Maybe, like a long time ago when Wayne Gretzky, Mark Messier and hockey’s greatest road show used to come to town, there will be a buzz in their building.
Someday soon maybe the players from the bus-league division will also appreciate visiting every NHL city, every season, instead of having all their out-of-time zone games played by Halloween as has been the situation on occasion.
OK. Probably not.
But in the meantime, in between time, as broadcaster Ed Whalen used to put it, the franchises east of the Mississippi that Gary Bettman convinced to buy in to his grand plan for realignment should understand that they’ve made the NHL a better league.
And they’ve made the Western Canadian heartland of hockey — which produces a significant percentage of players for every franchise in the league — a much more equal partner.
Now every player in the league from these parts can play games close to home every year.
That probably wasn’t even a thought when the new four-conference, everybody-plays-everybody home-and-away concept took NHL Commissioner Bettman the remarkable time of only about an hour or so to get passed Monday in Pebble Beach.
As any Western Canadian can testify, it’s not often something good for the West and maybe not-so-much for the East gets approved for the greater good for all.

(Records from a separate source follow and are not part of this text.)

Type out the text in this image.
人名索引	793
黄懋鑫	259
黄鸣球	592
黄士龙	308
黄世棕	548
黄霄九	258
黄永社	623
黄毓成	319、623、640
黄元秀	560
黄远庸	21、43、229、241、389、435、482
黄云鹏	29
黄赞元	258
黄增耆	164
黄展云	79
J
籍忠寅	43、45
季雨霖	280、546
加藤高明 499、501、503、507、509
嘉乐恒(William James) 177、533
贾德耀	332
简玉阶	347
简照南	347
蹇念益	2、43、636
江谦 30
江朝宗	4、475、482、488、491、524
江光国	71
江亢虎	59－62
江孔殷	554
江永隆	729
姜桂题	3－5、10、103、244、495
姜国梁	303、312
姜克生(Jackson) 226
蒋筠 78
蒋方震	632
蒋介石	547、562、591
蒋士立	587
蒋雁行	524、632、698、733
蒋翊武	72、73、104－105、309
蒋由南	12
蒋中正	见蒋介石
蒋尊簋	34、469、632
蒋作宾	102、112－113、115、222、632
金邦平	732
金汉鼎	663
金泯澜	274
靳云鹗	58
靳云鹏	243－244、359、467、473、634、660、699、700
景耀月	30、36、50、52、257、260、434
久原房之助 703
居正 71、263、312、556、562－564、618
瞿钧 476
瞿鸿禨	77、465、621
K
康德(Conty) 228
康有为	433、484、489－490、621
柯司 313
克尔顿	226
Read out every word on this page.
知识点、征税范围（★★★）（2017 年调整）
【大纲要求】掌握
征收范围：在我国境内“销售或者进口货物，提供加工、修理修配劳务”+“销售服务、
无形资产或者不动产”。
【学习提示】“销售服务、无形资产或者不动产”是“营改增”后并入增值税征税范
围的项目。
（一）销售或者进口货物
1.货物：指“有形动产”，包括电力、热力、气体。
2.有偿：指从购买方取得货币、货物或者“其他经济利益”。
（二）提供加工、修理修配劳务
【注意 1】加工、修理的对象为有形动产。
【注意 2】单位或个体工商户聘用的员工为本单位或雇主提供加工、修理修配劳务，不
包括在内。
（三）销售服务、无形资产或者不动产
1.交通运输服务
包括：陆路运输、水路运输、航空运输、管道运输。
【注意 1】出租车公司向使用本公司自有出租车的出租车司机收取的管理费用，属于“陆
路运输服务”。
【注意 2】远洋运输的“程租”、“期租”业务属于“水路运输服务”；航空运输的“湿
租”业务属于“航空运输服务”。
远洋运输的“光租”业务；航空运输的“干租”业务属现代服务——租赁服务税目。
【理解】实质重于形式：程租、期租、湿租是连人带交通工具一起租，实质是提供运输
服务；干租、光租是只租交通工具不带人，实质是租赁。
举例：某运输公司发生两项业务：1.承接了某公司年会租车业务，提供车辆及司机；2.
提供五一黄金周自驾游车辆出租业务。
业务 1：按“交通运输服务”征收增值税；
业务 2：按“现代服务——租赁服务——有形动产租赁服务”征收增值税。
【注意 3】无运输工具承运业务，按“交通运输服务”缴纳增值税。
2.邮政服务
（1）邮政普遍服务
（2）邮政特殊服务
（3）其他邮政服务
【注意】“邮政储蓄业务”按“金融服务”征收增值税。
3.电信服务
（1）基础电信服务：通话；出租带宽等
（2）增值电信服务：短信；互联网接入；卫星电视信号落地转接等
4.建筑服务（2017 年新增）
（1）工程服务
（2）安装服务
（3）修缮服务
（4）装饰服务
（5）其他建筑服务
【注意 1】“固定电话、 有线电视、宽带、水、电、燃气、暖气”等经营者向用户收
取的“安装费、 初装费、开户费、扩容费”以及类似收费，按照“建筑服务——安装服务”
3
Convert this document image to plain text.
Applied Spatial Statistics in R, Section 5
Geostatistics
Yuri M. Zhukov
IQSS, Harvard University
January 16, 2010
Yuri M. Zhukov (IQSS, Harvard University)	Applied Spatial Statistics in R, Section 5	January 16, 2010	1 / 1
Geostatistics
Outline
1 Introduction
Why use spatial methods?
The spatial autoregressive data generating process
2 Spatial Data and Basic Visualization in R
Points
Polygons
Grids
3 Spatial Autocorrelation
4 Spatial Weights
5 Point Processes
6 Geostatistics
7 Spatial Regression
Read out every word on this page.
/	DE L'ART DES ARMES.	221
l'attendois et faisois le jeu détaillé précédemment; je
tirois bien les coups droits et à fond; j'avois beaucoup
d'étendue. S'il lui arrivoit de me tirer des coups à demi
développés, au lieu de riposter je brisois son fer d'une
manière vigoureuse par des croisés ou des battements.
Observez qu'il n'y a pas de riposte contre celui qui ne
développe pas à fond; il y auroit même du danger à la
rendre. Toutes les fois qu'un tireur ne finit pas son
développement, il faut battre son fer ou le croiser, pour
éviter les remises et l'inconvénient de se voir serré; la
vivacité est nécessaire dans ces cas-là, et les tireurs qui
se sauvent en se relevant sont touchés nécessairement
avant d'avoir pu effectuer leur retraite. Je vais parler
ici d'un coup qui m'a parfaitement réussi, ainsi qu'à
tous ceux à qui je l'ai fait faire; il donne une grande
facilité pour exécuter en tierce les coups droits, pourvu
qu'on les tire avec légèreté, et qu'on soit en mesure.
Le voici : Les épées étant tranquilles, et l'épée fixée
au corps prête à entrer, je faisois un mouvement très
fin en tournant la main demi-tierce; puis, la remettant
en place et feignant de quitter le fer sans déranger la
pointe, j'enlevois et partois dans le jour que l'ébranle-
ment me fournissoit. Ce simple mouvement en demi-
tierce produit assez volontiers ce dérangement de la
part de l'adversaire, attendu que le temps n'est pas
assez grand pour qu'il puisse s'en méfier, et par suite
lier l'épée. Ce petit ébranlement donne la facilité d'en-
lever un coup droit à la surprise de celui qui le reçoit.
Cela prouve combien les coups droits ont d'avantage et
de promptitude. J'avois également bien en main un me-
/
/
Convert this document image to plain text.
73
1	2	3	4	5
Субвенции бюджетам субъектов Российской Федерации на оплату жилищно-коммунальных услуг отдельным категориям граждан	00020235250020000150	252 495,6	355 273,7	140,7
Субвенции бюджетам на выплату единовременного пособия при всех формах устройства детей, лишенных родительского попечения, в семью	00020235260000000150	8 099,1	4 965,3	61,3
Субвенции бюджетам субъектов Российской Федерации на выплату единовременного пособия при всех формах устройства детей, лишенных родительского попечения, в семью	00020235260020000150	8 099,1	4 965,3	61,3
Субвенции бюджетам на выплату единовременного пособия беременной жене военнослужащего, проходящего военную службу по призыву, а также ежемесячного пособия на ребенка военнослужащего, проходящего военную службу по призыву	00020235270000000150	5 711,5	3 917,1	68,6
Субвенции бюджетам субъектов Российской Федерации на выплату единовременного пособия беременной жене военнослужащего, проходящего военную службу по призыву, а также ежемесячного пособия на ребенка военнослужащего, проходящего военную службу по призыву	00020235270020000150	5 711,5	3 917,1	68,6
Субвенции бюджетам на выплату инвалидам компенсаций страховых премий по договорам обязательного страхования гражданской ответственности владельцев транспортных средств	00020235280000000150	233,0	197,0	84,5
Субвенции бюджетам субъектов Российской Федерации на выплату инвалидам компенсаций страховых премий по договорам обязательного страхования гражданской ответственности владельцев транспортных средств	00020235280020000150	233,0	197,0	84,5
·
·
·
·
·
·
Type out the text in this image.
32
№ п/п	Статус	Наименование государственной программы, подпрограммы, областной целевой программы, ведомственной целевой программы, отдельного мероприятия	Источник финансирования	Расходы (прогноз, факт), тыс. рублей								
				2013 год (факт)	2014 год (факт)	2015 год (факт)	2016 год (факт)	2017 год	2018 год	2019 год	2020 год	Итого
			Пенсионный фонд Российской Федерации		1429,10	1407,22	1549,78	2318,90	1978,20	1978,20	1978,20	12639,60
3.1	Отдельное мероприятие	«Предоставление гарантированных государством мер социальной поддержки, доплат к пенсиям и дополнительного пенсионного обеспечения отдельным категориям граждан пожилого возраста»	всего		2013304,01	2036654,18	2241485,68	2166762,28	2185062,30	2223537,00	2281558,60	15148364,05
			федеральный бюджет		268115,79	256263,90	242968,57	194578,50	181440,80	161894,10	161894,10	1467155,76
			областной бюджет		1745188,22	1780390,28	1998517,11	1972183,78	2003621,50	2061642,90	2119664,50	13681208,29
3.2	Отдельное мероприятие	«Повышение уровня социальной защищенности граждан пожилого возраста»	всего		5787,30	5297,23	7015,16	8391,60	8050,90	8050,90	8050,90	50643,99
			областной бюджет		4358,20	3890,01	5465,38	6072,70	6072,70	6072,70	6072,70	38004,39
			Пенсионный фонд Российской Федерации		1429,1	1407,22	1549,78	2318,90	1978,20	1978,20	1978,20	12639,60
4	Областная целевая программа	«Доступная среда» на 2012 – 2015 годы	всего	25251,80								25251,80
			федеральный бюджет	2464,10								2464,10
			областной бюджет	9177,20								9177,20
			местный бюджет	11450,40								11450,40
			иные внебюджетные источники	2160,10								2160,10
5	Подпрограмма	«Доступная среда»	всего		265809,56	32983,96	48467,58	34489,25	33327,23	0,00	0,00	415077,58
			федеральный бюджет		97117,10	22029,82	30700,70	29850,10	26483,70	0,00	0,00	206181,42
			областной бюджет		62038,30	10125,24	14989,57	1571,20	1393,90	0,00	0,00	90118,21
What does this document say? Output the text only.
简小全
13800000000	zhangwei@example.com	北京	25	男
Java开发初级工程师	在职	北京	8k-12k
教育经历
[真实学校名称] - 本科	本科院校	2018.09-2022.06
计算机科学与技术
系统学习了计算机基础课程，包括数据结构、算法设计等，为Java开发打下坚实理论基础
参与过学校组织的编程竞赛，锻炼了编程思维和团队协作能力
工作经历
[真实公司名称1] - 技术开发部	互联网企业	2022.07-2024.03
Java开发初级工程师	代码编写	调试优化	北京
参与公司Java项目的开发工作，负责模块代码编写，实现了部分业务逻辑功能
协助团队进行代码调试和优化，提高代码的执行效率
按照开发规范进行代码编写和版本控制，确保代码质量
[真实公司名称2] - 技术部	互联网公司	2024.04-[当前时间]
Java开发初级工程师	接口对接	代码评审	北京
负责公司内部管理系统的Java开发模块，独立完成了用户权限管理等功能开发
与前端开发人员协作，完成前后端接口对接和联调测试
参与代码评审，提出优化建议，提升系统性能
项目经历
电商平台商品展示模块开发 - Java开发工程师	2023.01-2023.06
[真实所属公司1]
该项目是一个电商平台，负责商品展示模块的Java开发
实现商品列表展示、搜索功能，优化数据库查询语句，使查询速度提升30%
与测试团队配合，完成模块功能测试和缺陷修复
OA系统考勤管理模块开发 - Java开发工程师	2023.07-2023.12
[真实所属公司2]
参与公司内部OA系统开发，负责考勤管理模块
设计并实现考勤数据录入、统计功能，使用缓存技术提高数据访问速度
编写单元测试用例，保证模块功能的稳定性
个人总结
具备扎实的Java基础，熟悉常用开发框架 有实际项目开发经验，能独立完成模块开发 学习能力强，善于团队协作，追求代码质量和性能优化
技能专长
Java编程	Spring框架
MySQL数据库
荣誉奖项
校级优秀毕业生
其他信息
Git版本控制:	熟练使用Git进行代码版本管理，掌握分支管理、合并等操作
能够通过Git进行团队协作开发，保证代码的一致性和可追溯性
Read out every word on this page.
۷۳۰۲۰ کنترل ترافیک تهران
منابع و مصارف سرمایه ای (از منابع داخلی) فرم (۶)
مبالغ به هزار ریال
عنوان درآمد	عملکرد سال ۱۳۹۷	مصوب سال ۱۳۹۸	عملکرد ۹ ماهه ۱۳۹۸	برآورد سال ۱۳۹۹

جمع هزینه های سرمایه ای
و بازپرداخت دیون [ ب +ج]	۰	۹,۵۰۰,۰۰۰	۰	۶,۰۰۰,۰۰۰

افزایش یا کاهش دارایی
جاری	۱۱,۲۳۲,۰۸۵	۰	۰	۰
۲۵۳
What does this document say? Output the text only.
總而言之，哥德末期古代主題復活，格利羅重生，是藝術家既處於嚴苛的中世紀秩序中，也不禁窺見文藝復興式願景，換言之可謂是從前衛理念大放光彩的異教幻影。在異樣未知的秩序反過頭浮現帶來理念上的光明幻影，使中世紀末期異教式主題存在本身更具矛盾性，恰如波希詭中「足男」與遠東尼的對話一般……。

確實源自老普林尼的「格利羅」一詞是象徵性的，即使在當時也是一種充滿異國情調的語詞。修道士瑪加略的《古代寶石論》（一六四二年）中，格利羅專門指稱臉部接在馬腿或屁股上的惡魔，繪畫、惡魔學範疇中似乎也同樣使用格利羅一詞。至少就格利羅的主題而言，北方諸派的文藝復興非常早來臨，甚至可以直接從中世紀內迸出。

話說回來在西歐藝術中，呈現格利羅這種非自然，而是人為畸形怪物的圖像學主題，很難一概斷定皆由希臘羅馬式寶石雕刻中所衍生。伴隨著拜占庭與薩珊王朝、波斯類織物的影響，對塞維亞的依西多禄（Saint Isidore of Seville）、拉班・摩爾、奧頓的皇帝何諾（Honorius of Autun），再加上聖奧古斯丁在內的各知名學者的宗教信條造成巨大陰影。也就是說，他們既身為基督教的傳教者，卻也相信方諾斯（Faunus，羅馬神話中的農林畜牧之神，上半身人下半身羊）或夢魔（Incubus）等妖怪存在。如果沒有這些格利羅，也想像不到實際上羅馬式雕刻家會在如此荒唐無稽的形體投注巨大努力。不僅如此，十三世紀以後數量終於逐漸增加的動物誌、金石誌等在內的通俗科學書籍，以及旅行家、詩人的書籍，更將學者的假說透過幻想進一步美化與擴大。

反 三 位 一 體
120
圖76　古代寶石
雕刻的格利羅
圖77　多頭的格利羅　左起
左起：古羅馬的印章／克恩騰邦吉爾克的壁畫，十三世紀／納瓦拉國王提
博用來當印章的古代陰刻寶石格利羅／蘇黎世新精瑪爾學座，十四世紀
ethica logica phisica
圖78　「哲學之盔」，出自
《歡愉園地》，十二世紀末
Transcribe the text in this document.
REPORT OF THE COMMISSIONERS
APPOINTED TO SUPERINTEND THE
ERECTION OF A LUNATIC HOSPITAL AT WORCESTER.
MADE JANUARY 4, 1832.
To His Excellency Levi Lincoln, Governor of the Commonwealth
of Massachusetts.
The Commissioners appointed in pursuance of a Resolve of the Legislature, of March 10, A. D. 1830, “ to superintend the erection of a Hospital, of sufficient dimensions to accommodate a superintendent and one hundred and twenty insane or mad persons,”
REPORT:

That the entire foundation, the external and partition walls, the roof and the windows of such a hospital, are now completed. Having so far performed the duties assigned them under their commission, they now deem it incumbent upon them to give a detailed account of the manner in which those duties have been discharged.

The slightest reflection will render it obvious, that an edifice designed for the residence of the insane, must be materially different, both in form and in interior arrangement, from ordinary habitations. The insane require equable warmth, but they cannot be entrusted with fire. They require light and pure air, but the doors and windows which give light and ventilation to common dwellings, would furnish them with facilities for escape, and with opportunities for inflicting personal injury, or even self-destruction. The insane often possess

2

But for a season ticket holder of the Winnipeg Jets, Calgary Flames, Edmonton Oilers and Vancouver Canucks, having every team play your arena every year is value added.
Sydney Crosby has played Edmonton, for example, twice in his career so far, and wasn’t due again ‘til maybe after the Brier in 2013.
The way it’s been has produced some stupid statistics, such as Ryan Smyth having played the New Jersey Devils a mere 15 times in his 1,096-game career.
“It’s wonderful,” said Edmonton Oilers’ coach Tom Renney Monday in anticipation of the vote.
“I think it’s good. The time has come, with geography being what it is. I think we can really generate more interest right now if we do this right.”
It’s hardly shocking that Edmonton, Calgary and Vancouver end up in the same division as Colorado, San Jose, Los Angeles, Anaheim and Phoenix.
Being in an eight-team conference in which the first two rounds of the playoffs feature conference teams isn’t ideal. That’s a 50% chance of making the playoffs, instead of a 57.2% chance in a seven-team division. But anybody really believe the Coyotes will stay much longer in Phoenix?
Having Chicago, Columbus, Dallas, Detroit, Minnesota, Nashville, St. Louis and Winnipeg in a division together, with the extra games against Eastern opposition, is a decent deal for Detroit and Columbus because it dramatically reduces the late-night TV starts from Mountain and Pacific time zones. Their TV numbers just got better and TV and radio deals worth more money.
Winnipeg doesn’t play but one game at home and away against any other Canadian team, but the trade-off is the time zone.
Carolina, New Jersey, the New York Islanders, New York Rangers, Philadelphia, Pittsburgh and Washington is a nice tight division with fabulous playoff potential.
The only thing goofy about any of it is Florida and Tampa Bay being in with Boston, Buffalo, Montreal, Ottawa and Toronto.
In the seven-team donferences, teams would play six times — three home, three away. In the eight-team conferences, a bit more schedule stickhanding would be required, with teams playing either five or six times per season on a rotating basis.
In the Oilers’ conference, that could be streamlined with Vancouver, Edmonton, Calgary and Colorado in one group and Anaheim, Los Angeles, San Jose and Phoenix in the other, playing the extra games within their areas.
But for fans in the West, it’s all good, no matter how it shakes down.